Among casualties of the COVID-19 pandemic are Greater Philadelphia’s LGBTQ shelters and youth programs. These organizations, such as The Attic Youth Center, the Gloria Casarez Residence via Project Home’s LGBTQ housing initiative and the Valley Youth House have issued statements announcing everything from suspended programs to closed doors.
Last Friday, The Attic Youth Center announced that it would comply with Governor Wolf’s decision to close all schools in Pennsylvania. “In an effort to keep our staff and the youth we serve safe amid the fast-evolving COVID-19 pandemic,” read the statement, “the Attic youth center has decided to close until March 27.” Likewise, Project Home announced that although the need for volunteers has risen greatly, they will no longer be accepting any new volunteers. Project Home maintained that their volunteer program “will remain operational,” but they ask that volunteers “stay at home” if they have recently traveled to China, South Korea, Japan, Italy or Iran, or have in any way been exposed to the novel coronavirus.
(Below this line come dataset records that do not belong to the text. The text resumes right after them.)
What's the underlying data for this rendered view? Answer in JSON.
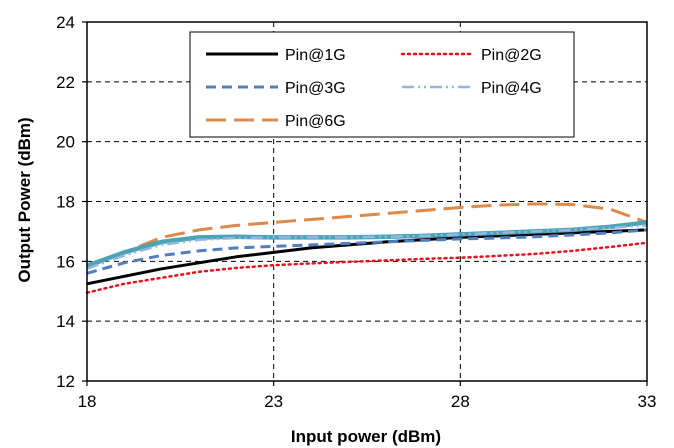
{
  "chart_data": {
    "type": "line",
    "xlabel": "Input power (dBm)",
    "ylabel": "Output Power (dBm)",
    "xlim": [
      18,
      33
    ],
    "ylim": [
      12,
      24
    ],
    "xticks": [
      18,
      23,
      28,
      33
    ],
    "yticks": [
      12,
      14,
      16,
      18,
      20,
      22,
      24
    ],
    "grid": true,
    "grid_style": "dashed",
    "legend_position": "top-center",
    "series": [
      {
        "name": "Pin@1G",
        "color": "#000000",
        "style": "solid",
        "x": [
          18,
          19,
          20,
          21,
          22,
          23,
          24,
          25,
          26,
          27,
          28,
          29,
          30,
          31,
          32,
          33
        ],
        "y": [
          15.25,
          15.5,
          15.75,
          15.95,
          16.15,
          16.3,
          16.45,
          16.55,
          16.65,
          16.72,
          16.8,
          16.85,
          16.9,
          16.95,
          17.0,
          17.05
        ]
      },
      {
        "name": "Pin@2G",
        "color": "#E8101E",
        "style": "dotted",
        "x": [
          18,
          19,
          20,
          21,
          22,
          23,
          24,
          25,
          26,
          27,
          28,
          29,
          30,
          31,
          32,
          33
        ],
        "y": [
          14.95,
          15.25,
          15.45,
          15.65,
          15.78,
          15.87,
          15.93,
          15.98,
          16.03,
          16.08,
          16.12,
          16.18,
          16.25,
          16.35,
          16.48,
          16.62
        ]
      },
      {
        "name": "Pin@3G",
        "color": "#4F7FC0",
        "style": "dashed",
        "x": [
          18,
          19,
          20,
          21,
          22,
          23,
          24,
          25,
          26,
          27,
          28,
          29,
          30,
          31,
          32,
          33
        ],
        "y": [
          15.6,
          15.95,
          16.2,
          16.35,
          16.45,
          16.5,
          16.55,
          16.6,
          16.65,
          16.7,
          16.75,
          16.78,
          16.82,
          16.88,
          16.95,
          17.05
        ]
      },
      {
        "name": "Pin@4G",
        "color": "#92B8E0",
        "style": "dash-dot-dot",
        "x": [
          18,
          19,
          20,
          21,
          22,
          23,
          24,
          25,
          26,
          27,
          28,
          29,
          30,
          31,
          32,
          33
        ],
        "y": [
          15.75,
          16.2,
          16.55,
          16.72,
          16.78,
          16.8,
          16.8,
          16.8,
          16.82,
          16.85,
          16.9,
          16.95,
          17.0,
          17.05,
          17.12,
          17.2
        ]
      },
      {
        "name": "Pin@6G",
        "color": "#DC8A4A",
        "style": "long-dash",
        "x": [
          18,
          19,
          20,
          21,
          22,
          23,
          24,
          25,
          26,
          27,
          28,
          29,
          30,
          31,
          32,
          33
        ],
        "y": [
          15.8,
          16.3,
          16.8,
          17.05,
          17.2,
          17.3,
          17.4,
          17.5,
          17.6,
          17.7,
          17.8,
          17.88,
          17.92,
          17.9,
          17.75,
          17.3
        ]
      },
      {
        "color": "#4BA3B8",
        "style": "solid-thick",
        "x": [
          18,
          19,
          20,
          21,
          22,
          23,
          24,
          25,
          26,
          27,
          28,
          29,
          30,
          31,
          32,
          33
        ],
        "y": [
          15.85,
          16.3,
          16.65,
          16.8,
          16.82,
          16.8,
          16.8,
          16.8,
          16.82,
          16.85,
          16.9,
          16.95,
          17.0,
          17.05,
          17.15,
          17.3
        ]
      }
    ]
  }
}
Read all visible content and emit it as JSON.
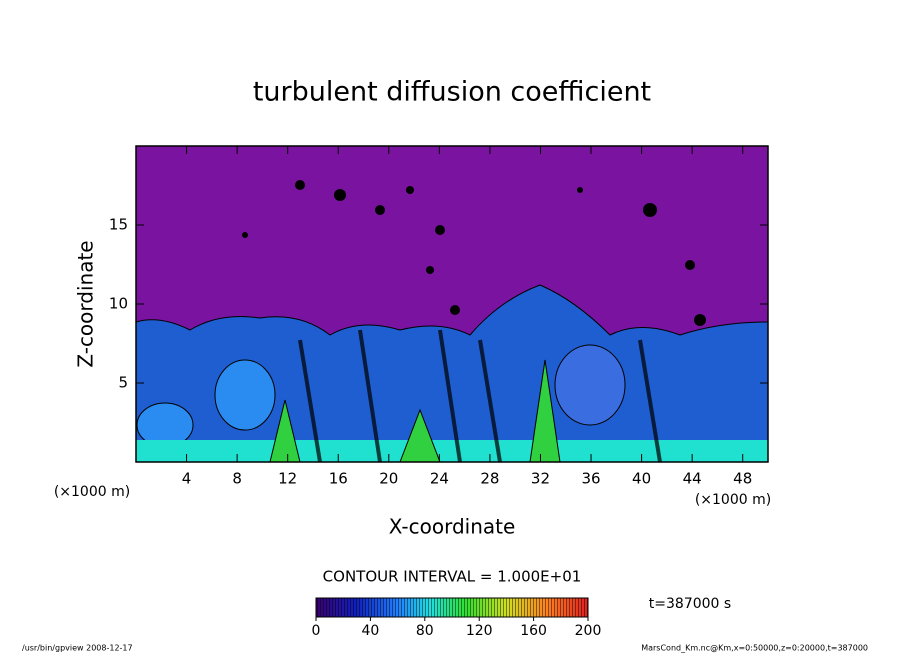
{
  "chart_data": {
    "type": "contour",
    "title": "turbulent diffusion coefficient",
    "xlabel": "X-coordinate",
    "ylabel": "Z-coordinate",
    "x_unit": "(×1000 m)",
    "xlim": [
      0,
      50
    ],
    "ylim": [
      0,
      20
    ],
    "xticks": [
      4,
      8,
      12,
      16,
      20,
      24,
      28,
      32,
      36,
      40,
      44,
      48
    ],
    "yticks": [
      5,
      10,
      15
    ],
    "contour_interval": "CONTOUR INTERVAL = 1.000E+01",
    "colorbar_lim": [
      0,
      200
    ],
    "colorbar_ticks": [
      0,
      40,
      80,
      120,
      160,
      200
    ],
    "time_label": "t=387000 s",
    "footer_left": "/usr/bin/gpview  2008-12-17",
    "footer_right": "MarsCond_Km.nc@Km,x=0:50000,z=0:20000,t=387000"
  }
}
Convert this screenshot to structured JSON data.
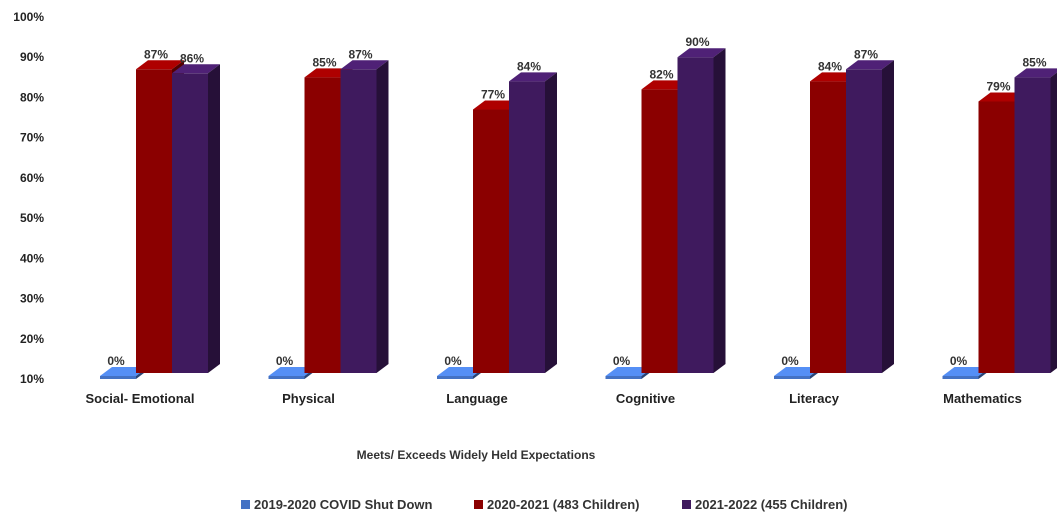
{
  "chart_data": {
    "type": "bar",
    "title": "",
    "xlabel": "Meets/ Exceeds Widely Held Expectations",
    "ylabel": "",
    "ylim": [
      10,
      100
    ],
    "yticks": [
      "10%",
      "20%",
      "30%",
      "40%",
      "50%",
      "60%",
      "70%",
      "80%",
      "90%",
      "100%"
    ],
    "categories": [
      "Social- Emotional",
      "Physical",
      "Language",
      "Cognitive",
      "Literacy",
      "Mathematics"
    ],
    "series": [
      {
        "name": "2019-2020 COVID Shut Down",
        "color": "#4472c4",
        "values": [
          0,
          0,
          0,
          0,
          0,
          0
        ],
        "labels": [
          "0%",
          "0%",
          "0%",
          "0%",
          "0%",
          "0%"
        ]
      },
      {
        "name": "2020-2021 (483 Children)",
        "color": "#8b0000",
        "values": [
          87,
          85,
          77,
          82,
          84,
          79
        ],
        "labels": [
          "87%",
          "85%",
          "77%",
          "82%",
          "84%",
          "79%"
        ]
      },
      {
        "name": "2021-2022 (455 Children)",
        "color": "#3f1a5e",
        "values": [
          86,
          87,
          84,
          90,
          87,
          85
        ],
        "labels": [
          "86%",
          "87%",
          "84%",
          "90%",
          "87%",
          "85%"
        ]
      }
    ],
    "legend": "bottom",
    "grid": false
  }
}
“We did not make this decision lightly,” said The Attic Youth Center in a statement, “but recognize that we all must do our part to protect our city — particularly our most vulnerable communities — by slowing the spread of Coronavirus. We continue to evaluate the situation and will inform you of any changes. Remember that the safety of our staff and the youth we serve is our highest priority. We recognize that this closure impacts the youth who rely on us for support and community and want you to know that there are supports in place if you are in crisis.”
The Scientific American asserts that those experiencing homelessness are the most susceptible population for contracting COVID-19. According to the Williams Institute, 30-40 percent of homeless youth identify as LGBTQ. Coronaviruses are transmitted through bodily fluids expelled via coughing or sneezing, but can be curbed through thorough handwashing and the disinfection of surfaces. “These precautions,” says the Scientific American, “are not always practical for homeless individuals, who often lack access to soap and hot water and stay in crowded shelters. They also have a high rate of poorly treated chronic illnesses, putting them at greater risk of a severe COVID-19 infection. Once people without homes get sick, they may lack the proper care required to get better, including a comfortable place to rest, warm liquids and medications.”
Amazingly, many shelters with specific LGBTQ support programs are fighting to remain operational. Project Home’s Gloria Casarez Residence is still open and receiving applications for housing for LGBTQ youth and young adults. Additionally, “all essential Valley Youth House locations will remain open” including the Lehigh Valley, Bucks County, and Supervised Independent Living+ (SIL+) shelters.
There are some ways the Philadelphia community can help. On March 13, Project Home put out a call for in-kind donations. Priority items include “bottled water, hand sanitizer containing at least 60 percent alcohol (travel size or larger), new blankets, surgical masks, Clorox wipes and disinfectant spray, and body wipes”. Additional items include “soap, lotion, shampoo, deodorant, travel-size tissues, travel-size bandages, non-perishable food, new socks, new underwear, T-shirts, new washcloths, and snack bars”. Check projecthome.org for donation drop-off locations and times. Additionally, if you or an LGBTQ loved one is facing a crisis, The Attic Youth Center suggests reaching out to The Trevor Project at 1-866-488-7386, or text START to 678678. You can also reach out to the Trans Lifeline by calling their hotline at 1-877-565-8860.